Ya no actuaba como una niña despreocupada, y empezaba a pensar desde la perspectiva de los demás.
Su desarrollo era realmente notable.
Gracias a eso, la vida de Zeon se había vuelto un poco más fácil.
Ya no tenía que encargarse de cada detalle como antes, lo que le daba más libertad en su vida diaria.
—Voy a salir un rato.
—¡Está bien! Cuídate.
Zeon salió de la casa, dejando atrás a Brielle y Levin.

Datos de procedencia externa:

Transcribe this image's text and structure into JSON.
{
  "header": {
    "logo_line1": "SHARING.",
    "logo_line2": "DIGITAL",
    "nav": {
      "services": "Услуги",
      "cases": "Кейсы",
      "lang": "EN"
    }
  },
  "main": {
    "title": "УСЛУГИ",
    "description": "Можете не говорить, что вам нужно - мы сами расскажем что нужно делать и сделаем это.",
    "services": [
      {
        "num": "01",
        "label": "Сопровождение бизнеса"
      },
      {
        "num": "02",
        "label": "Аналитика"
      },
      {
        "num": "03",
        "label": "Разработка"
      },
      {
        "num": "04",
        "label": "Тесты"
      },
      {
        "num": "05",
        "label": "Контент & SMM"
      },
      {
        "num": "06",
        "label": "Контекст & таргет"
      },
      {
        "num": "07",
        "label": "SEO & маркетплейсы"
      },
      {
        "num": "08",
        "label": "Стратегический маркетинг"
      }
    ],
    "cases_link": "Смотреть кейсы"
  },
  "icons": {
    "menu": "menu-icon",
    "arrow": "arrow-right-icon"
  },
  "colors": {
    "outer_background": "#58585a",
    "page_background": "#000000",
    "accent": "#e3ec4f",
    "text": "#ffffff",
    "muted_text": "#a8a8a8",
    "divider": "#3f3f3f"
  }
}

Su destino era el Mercado Goblin.
El Mercado Goblin siempre estaba lleno de vida, sin importar la hora del día.
Zeon se sentó a un costado de la calle, mirando distraídamente a la gente que iba y venía.
Mientras estaba sentado ahí, alguien se le acercó.

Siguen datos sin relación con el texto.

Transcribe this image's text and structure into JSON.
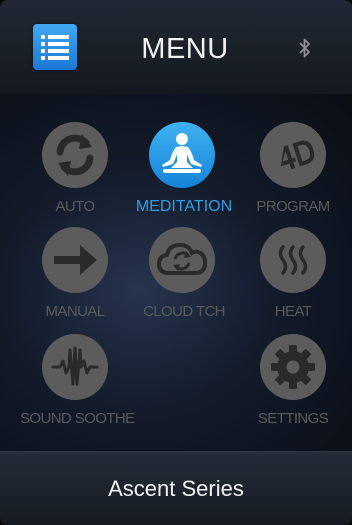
{
  "header": {
    "title": "MENU",
    "menu_icon": "list-menu-icon",
    "status_icon": "bluetooth-icon"
  },
  "menu": {
    "items": [
      {
        "label": "AUTO",
        "icon": "auto-sync-icon",
        "active": false
      },
      {
        "label": "MEDITATION",
        "icon": "meditation-icon",
        "active": true
      },
      {
        "label": "PROGRAM",
        "icon": "4d-program-icon",
        "active": false
      },
      {
        "label": "MANUAL",
        "icon": "arrow-right-icon",
        "active": false
      },
      {
        "label": "CLOUD TCH",
        "icon": "cloud-sync-icon",
        "active": false
      },
      {
        "label": "HEAT",
        "icon": "heat-waves-icon",
        "active": false
      },
      {
        "label": "SOUND SOOTHE",
        "icon": "sound-wave-icon",
        "active": false
      },
      {
        "label": "SETTINGS",
        "icon": "gear-icon",
        "active": false
      }
    ]
  },
  "footer": {
    "title": "Ascent Series"
  },
  "colors": {
    "accent": "#2e9fe6",
    "inactive": "#5c5c5c",
    "background": "#0b0f18"
  }
}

—Viviendo la buena vida, ¿eh? ¿Qué estás mirando?
Zeon levantó la vista para ver quién era.
—¡Oh!
—¿Oh?
—Hace tiempo que no te veía.
—¿Hace tiempo? Si nos vimos hace nada.
—Eso demuestra cuánto me alegra verte.
—Ya, deja eso.
La mujer que frunció la nariz y se sentó junto a Zeon no era otra que Yoo Se-hee, la dueña del Mercado Goblin.
Como siempre, el León Negro la seguía de cerca.
Zeon le hizo un saludo silencioso al León Negro y luego volvió la mirada hacia Yoo Se-hee.
—¿No estás ocupada?
—Muy ocupada.
—Entonces, ¿por qué…?
—Pero no puedo simplemente ignorar al tipo más fuerte de los barrios bajos.
—¿El más fuerte? ¿Quién?
—Tú.
—¿Yo?
—No necesitas fingir modestia. Es conocimiento común por aquí. Incluso los líderes de los distritos en Neo Seúl deben pensar lo mismo. Si no, ¿por qué crees que Kim Hyun-soo te dejó ir tan fácilmente, incluso después de todo el caos que causó Levin?
—Ugh… —Zeon hizo una mueca ante el cumplido, encontrándolo insoportable.
Yoo Se-hee lo miró con curiosidad.
Quizá Zeon no lo notara, pero era alguien a quien todos reconocían como una fuerza imponente. Si no fuera así, ¿por qué Johan, que había invadido Sinchon con tanta agresividad, y las fuerzas de Dongdaemun se habrían retirado tan repentinamente?
Incluso los fanáticos dispuestos a morir temían a Zeon.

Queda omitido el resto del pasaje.